The worst part about false flags is that once you are caught in the act, and you are notorious for committing them, any party can stage a false flag against your country and then suddenly your nation is paying for something it didn’t do, and you have no credibility when you try to deny it.
For example, an intelligence agency from here might stage a terrorist attack, and kill Americans, to make it look like another country did it. This is to gin up a call for war, as we saw in Iraq. What happens, though, when another country stages a false flag to pit you against a stronger enemy to make it look like a bungled false flag from your agencies, the CIA in particular?
What if a third party made it look like your country tried to stage a false flag in China or Russia to provoke them against each other, or NATO? What happens then? You have a couple of world powers out for blood to target your nation, unless they have a solid intelligence apparatus to stop it.
It wouldn’t even be difficult for some knuckle-head to pull off, here or there, and all plausible deniability is long gone, no matter how centralized our media or if the responsible party is a state, or private party.

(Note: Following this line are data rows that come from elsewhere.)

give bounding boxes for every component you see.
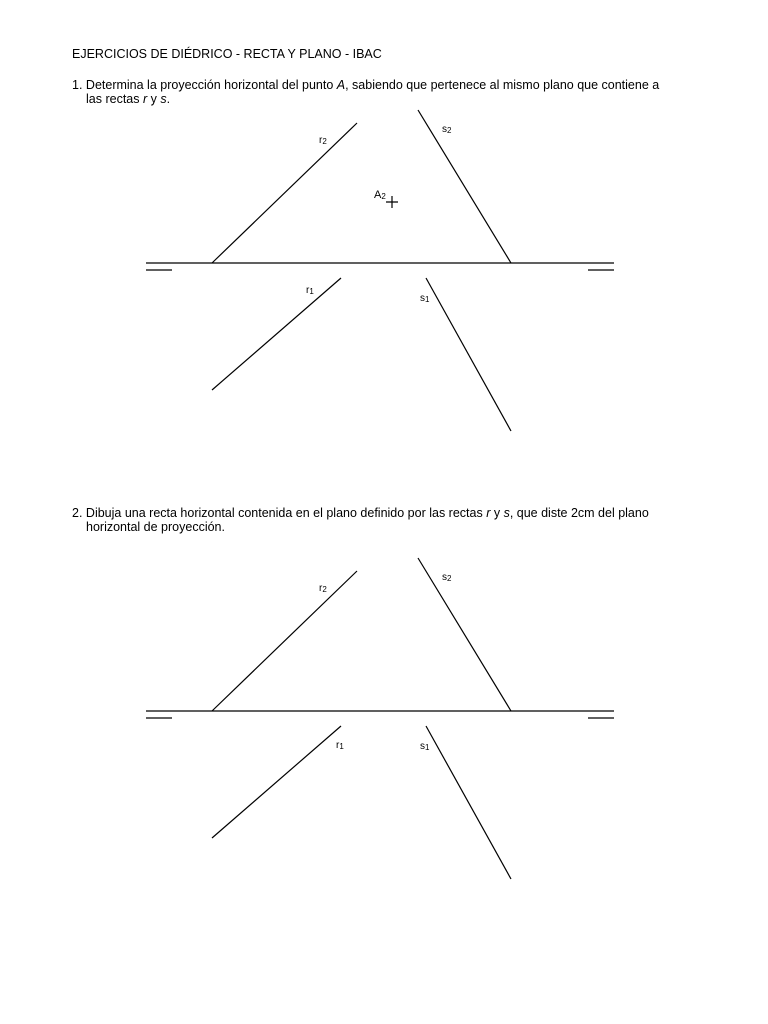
exercise-2-number: 2. [72,506,83,520]
line-r2 [212,571,357,711]
exercise-1-text-line-2: las rectas r y s. [86,92,171,106]
exercise-1-text-line-1: Determina la proyección horizontal del punto A, sabiendo que pertenece al mismo plano que contiene a [85,78,660,92]
label-r2: r2 [319,583,327,594]
label-s1: s1 [420,293,430,304]
label-r1: r1 [306,285,314,296]
label-s2: s2 [442,572,452,583]
label-s2: s2 [442,124,452,135]
line-r1 [212,278,341,390]
exercise-1-number: 1. [72,78,83,92]
exercise-2-line-1 [72,506,702,520]
line-s2 [418,110,511,263]
line-r2 [212,123,357,263]
label-r2: r2 [319,135,327,146]
line-r1 [212,726,341,838]
line-s1 [426,726,511,879]
label-r1: r1 [336,740,344,751]
line-s1 [426,278,511,431]
label-a2: A2 [374,189,386,201]
exercise-2-figure [0,538,768,898]
page-title: EJERCICIOS DE DIÉDRICO - RECTA Y PLANO - IBAC [72,47,382,61]
exercise-2-statement [72,506,702,534]
label-s1: s1 [420,741,430,752]
exercise-2-text-line-2: horizontal de proyección. [86,520,225,534]
point-a2-marker [386,196,398,208]
exercise-1-figure [0,90,768,450]
exercise-2-text-line-1: Dibuja una recta horizontal contenida en el plano definido por las rectas r y s, que diste 2cm del plano [85,506,649,520]
line-s2 [418,558,511,711]
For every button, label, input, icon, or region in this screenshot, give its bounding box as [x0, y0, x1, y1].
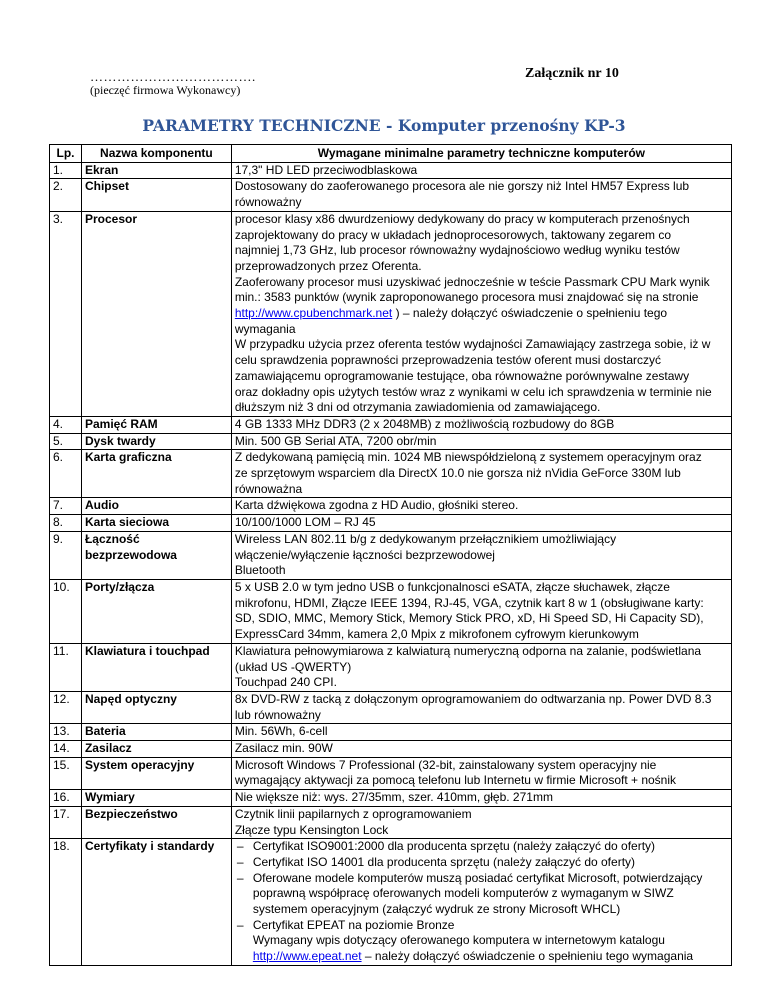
requirement-line: – Oferowane modele komputerów muszą posiadać certyfikat Microsoft, potwierdzający: [252, 870, 703, 885]
stamp-dots: ……………………………….: [90, 69, 256, 84]
table-row: [50, 579, 732, 643]
requirement-line: wymagania: [234, 321, 296, 336]
table-row: [50, 691, 732, 723]
component-name: Chipset: [81, 179, 231, 211]
requirement-line: ExpressCard 34mm, kamera 2,0 Mpix z mikrofonem cyfrowym kierunkowym: [234, 627, 639, 642]
row-number: 17.: [50, 806, 82, 838]
requirement-line: – Certyfikat ISO 14001 dla producenta sprzętu (należy załączyć do oferty): [252, 854, 636, 869]
requirement-line: włączenie/wyłączenie łączności bezprzewodowej: [234, 547, 495, 562]
component-name: Łączność bezprzewodowa: [81, 531, 231, 579]
row-number: 9.: [50, 531, 82, 579]
requirements-cell: [231, 741, 731, 758]
component-name: Audio: [81, 498, 231, 515]
requirements-cell: [231, 757, 731, 789]
row-number: 16.: [50, 790, 82, 807]
table-row: [50, 162, 732, 179]
requirement-text: – należy dołączyć oświadczenie o spełnieniu tego wymagania: [361, 949, 694, 964]
component-name: Ekran: [81, 162, 231, 179]
requirement-line: mikrofonu, HDMI, Złącze IEEE 1394, RJ-45, VGA, czytnik kart 8 w 1 (obsługiwane karty:: [234, 595, 704, 610]
requirement-line: wymagający aktywacji za pomocą telefonu lub Internetu w firmie Microsoft + nośnik: [234, 773, 677, 788]
component-name: Pamięć RAM: [81, 416, 231, 433]
table-row: [50, 531, 732, 579]
requirements-cell: [231, 211, 731, 416]
requirements-cell: [231, 498, 731, 515]
requirements-cell: [231, 724, 731, 741]
table-header-row: [50, 145, 732, 163]
requirement-line: ze sprzętowym wsparciem dla DirectX 10.0 nie gorsza niż nVidia GeForce 330M lub: [234, 466, 681, 481]
component-name: Karta graficzna: [81, 450, 231, 498]
requirement-line: Klawiatura pełnowymiarowa z kalwiaturą numeryczną odporna na zalanie, podświetlana: [234, 643, 702, 658]
component-name: Certyfikaty i standardy: [81, 839, 231, 966]
requirement-line: Wireless LAN 802.11 b/g z dedykowanym przełącznikiem umożliwiający: [234, 531, 617, 546]
component-name: Bezpieczeństwo: [81, 806, 231, 838]
requirements-cell: [231, 806, 731, 838]
requirement-line: Bluetooth: [234, 563, 286, 578]
requirement-line: Zasilacz min. 90W: [234, 741, 333, 756]
row-number: 3.: [50, 211, 82, 416]
table-row: [50, 806, 732, 838]
requirement-line: Min. 500 GB Serial ATA, 7200 obr/min: [234, 433, 437, 448]
epeat-link[interactable]: http://www.epeat.net: [252, 949, 362, 964]
row-number: 11.: [50, 643, 82, 691]
requirement-text: ) – należy dołączyć oświadczenie o spełnieniu tego: [392, 306, 668, 321]
table-row: [50, 211, 732, 416]
table-row: [50, 179, 732, 211]
requirement-line: lub równoważny: [234, 707, 321, 722]
header-requirements: Wymagane minimalne parametry techniczne komputerów: [231, 145, 731, 163]
table-row: [50, 433, 732, 450]
certificate-list: [235, 839, 728, 965]
table-row: [50, 643, 732, 691]
requirement-line: Złącze typu Kensington Lock: [234, 822, 389, 837]
requirement-line: Z dedykowaną pamięcią min. 1024 MB niewspółdzieloną z systemem operacyjnym oraz: [234, 450, 702, 465]
table-row: [50, 741, 732, 758]
requirements-cell: [231, 839, 731, 966]
table-row: [50, 790, 732, 807]
table-row: [50, 416, 732, 433]
requirement-line: Karta dźwiękowa zgodna z HD Audio, głośniki stereo.: [234, 498, 519, 513]
requirement-line: Microsoft Windows 7 Professional (32-bit, zainstalowany system operacyjny nie: [234, 757, 657, 772]
page-title: PARAMETRY TECHNICZNE - Komputer przenośny KP-3: [142, 116, 626, 135]
component-name: Bateria: [81, 724, 231, 741]
row-number: 1.: [50, 162, 82, 179]
row-number: 18.: [50, 839, 82, 966]
requirements-cell: [231, 515, 731, 532]
stamp-caption: (pieczęć firmowa Wykonawcy): [90, 83, 241, 97]
row-number: 2.: [50, 179, 82, 211]
row-number: 7.: [50, 498, 82, 515]
requirement-line: 5 x USB 2.0 w tym jedno USB o funkcjonalnosci eSATA, złącze słuchawek, złącze: [234, 579, 670, 594]
requirements-cell: [231, 790, 731, 807]
row-number: 13.: [50, 724, 82, 741]
requirement-line: dłuższym niż 3 dni od otrzymania zawiadomienia od zamawiającego.: [234, 400, 601, 415]
requirements-cell: [231, 691, 731, 723]
requirement-line: SD, SDIO, MMC, Memory Stick, Memory Stick PRO, xD, Hi Speed SD, Hi Capacity SD),: [234, 611, 704, 626]
requirements-cell: [231, 162, 731, 179]
requirement-line: równoważny: [234, 195, 302, 210]
table-row: [50, 498, 732, 515]
annex-label: Załącznik nr 10: [525, 66, 619, 81]
requirements-cell: [231, 531, 731, 579]
row-number: 10.: [50, 579, 82, 643]
table-row: [50, 839, 732, 966]
requirement-line: (układ US -QWERTY): [234, 659, 352, 674]
component-name: Klawiatura i touchpad: [81, 643, 231, 691]
table-row: [50, 515, 732, 532]
requirement-line: Nie większe niż: wys. 27/35mm, szer. 410mm, głęb. 271mm: [234, 790, 553, 805]
requirement-line: przeprowadzonych przez Oferenta.: [234, 258, 422, 273]
requirements-cell: [231, 179, 731, 211]
row-number: 8.: [50, 515, 82, 532]
spec-table: [49, 144, 732, 966]
header-lp: Lp.: [50, 145, 82, 163]
component-name: Wymiary: [81, 790, 231, 807]
component-name: System operacyjny: [81, 757, 231, 789]
requirement-line: 8x DVD-RW z tacką z dołączonym oprogramowaniem do odtwarzania np. Power DVD 8.3: [234, 691, 712, 706]
requirement-line: – Certyfikat ISO9001:2000 dla producenta sprzętu (należy załączyć do oferty): [252, 839, 656, 854]
requirement-line: 10/100/1000 LOM – RJ 45: [234, 515, 376, 530]
component-name: Zasilacz: [81, 741, 231, 758]
component-name: Karta sieciowa: [81, 515, 231, 532]
requirement-line: – Certyfikat EPEAT na poziomie Bronze: [252, 917, 455, 932]
requirement-line: 4 GB 1333 MHz DDR3 (2 x 2048MB) z możliwością rozbudowy do 8GB: [234, 416, 615, 431]
row-number: 15.: [50, 757, 82, 789]
requirement-line: równoważna: [234, 481, 303, 496]
requirement-line: poprawną współpracę oferowanych modeli komputerów z wymaganym w SIWZ: [252, 886, 674, 901]
requirement-line: Czytnik linii papilarnych z oprogramowaniem: [234, 806, 472, 821]
list-item: [235, 871, 728, 918]
component-name: Napęd optyczny: [81, 691, 231, 723]
table-row: [50, 450, 732, 498]
requirement-line: [235, 306, 728, 322]
list-item: [235, 918, 728, 965]
cpubenchmark-link[interactable]: http://www.cpubenchmark.net: [234, 306, 393, 321]
requirement-line: oraz dokładny opis użytych testów wraz z wynikami w celu ich sprawdzenia w terminie nie: [234, 384, 712, 399]
requirements-cell: [231, 416, 731, 433]
row-number: 12.: [50, 691, 82, 723]
table-row: [50, 724, 732, 741]
row-number: 4.: [50, 416, 82, 433]
requirement-line: [253, 949, 728, 965]
requirement-line: Zaoferowany procesor musi uzyskiwać jednocześnie w teście Passmark CPU Mark wynik: [234, 274, 710, 289]
requirement-line: Touchpad 240 CPI.: [234, 675, 337, 690]
requirements-cell: [231, 450, 731, 498]
list-item: [235, 855, 728, 871]
component-name: Procesor: [81, 211, 231, 416]
requirement-line: celu sprawdzenia poprawności przeprowadzenia testów oferent musi dostarczyć: [234, 353, 662, 368]
requirement-line: Dostosowany do zaoferowanego procesora ale nie gorszy niż Intel HM57 Express lub: [234, 179, 690, 194]
requirement-line: systemem operacyjnym (załączyć wydruk ze strony Microsoft WHCL): [252, 902, 621, 917]
requirement-line: najmniej 1,73 GHz, lub procesor równoważny wydajnościowo według wyniku testów: [234, 243, 680, 258]
requirement-line: min.: 3583 punktów (wynik zaproponowanego procesora musi znajdować się na stronie: [234, 290, 699, 305]
table-row: [50, 757, 732, 789]
requirement-line: 17,3" HD LED przeciwodblaskowa: [234, 162, 418, 177]
component-name: Dysk twardy: [81, 433, 231, 450]
requirement-line: zaprojektowany do pracy w układach jednoprocesorowych, taktowany zegarem co: [234, 227, 672, 242]
requirement-line: zamawiającemu oprogramowanie testujące, oba równoważne porównywalne zestawy: [234, 368, 690, 383]
header-component: Nazwa komponentu: [81, 145, 231, 163]
requirements-cell: [231, 433, 731, 450]
row-number: 5.: [50, 433, 82, 450]
requirement-line: W przypadku użycia przez oferenta testów wydajności Zamawiający zastrzega sobie, iż w: [234, 337, 711, 352]
requirements-cell: [231, 643, 731, 691]
row-number: 14.: [50, 741, 82, 758]
requirement-line: Wymagany wpis dotyczący oferowanego komputera w internetowym katalogu: [252, 933, 665, 948]
table-body: [50, 162, 732, 965]
list-item: [235, 839, 728, 855]
row-number: 6.: [50, 450, 82, 498]
requirements-cell: [231, 579, 731, 643]
requirement-line: Min. 56Wh, 6-cell: [234, 724, 328, 739]
component-name: Porty/złącza: [81, 579, 231, 643]
requirement-line: procesor klasy x86 dwurdzeniowy dedykowany do pracy w komputerach przenośnych: [234, 211, 690, 226]
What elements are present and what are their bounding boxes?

Look at the events in Riverside. This “ISIS attack” happened on the day the Russians released irrefutable evidence of Turkish collusion with ISIS, which in turn implicates US officials. On the one hand you will terrorize some Americans and inflame Islamophobia and Rupert Murdoch’s gang is salivating all over this, but on the other hand, the wary can now say this about Republicans and Democrats alike: “look what you have brought to our shores, and now we know you are working with ISIS. Why didn’t you take out their tankers? Why would you task our soldiers to kill ISIS, but then prevent them from disarming or removing their money supply?”